Now, can one take the word “smitten” and use it in other ways?
For example, “It seems I am smitting you as we speak,” to describe the process of wooing another person. This sounds terribly wrong, but is this possible, or should it be used in another way?
I am suspecting this is one of those words that can only be used in one form…
If one can be smitten, can one smit? Or smite?
But smite, of course means something completely different.
Are the words related? Please help me figure this out, as it is causing me great distress.
“to be smitten” in the sense of falling in love is probably a shortened form of a phrase like “to be smitten down by love” or something. It’s just that they leave off the “by love” part. It does, in fact, come from the word “smite.”
So one could say, “I am going to smite you with the fear of hell!” or the such?
And, similarly (but more uncommonly), “I shall smite you with my love!” If, of course, one was intent on using “to smite” and “love” or the like in the same sentence…
Nope. It means the same thing, it is just that you are using it in a figure of speech so old that people are beginning to forget what the metaphor is: love so sudden and so overwhelming that it is like a knock-down blow.
From the O.E.D.
smitten (_________), ppl. a.
[See smite v. A. 3 _.]
That has been smit; beaten, struck. Also absol. with down.
Take a look at the variouse forms in the dictionary to find all the usages.
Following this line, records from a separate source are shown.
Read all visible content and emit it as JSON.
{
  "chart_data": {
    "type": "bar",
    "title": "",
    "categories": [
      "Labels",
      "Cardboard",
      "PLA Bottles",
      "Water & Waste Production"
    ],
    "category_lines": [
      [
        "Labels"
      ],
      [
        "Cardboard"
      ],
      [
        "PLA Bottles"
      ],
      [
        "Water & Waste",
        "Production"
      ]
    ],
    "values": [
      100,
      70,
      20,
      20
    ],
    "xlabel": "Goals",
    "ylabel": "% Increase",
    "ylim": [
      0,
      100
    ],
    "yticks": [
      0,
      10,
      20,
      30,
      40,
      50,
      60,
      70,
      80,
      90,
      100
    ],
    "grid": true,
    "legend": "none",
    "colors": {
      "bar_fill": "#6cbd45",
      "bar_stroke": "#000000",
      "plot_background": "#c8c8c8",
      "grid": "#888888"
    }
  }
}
The O.E.D. gives may examples of usage as well as definitions.
‘Smitten’ has an advantage over "Lovestruck’ in that it rhymes with ‘kitten’, while "lovestruck’ merely suggests ‘dump truck.’ This makes it a much more useful choice for writing cloying verse.
Using both in combination can sometimes go terribly wrong, as in my early effort Litter Under The Wheels, the only redeeming thing about which might be said being that it was written in headless tetrameter, which I still fancy was a bit clever.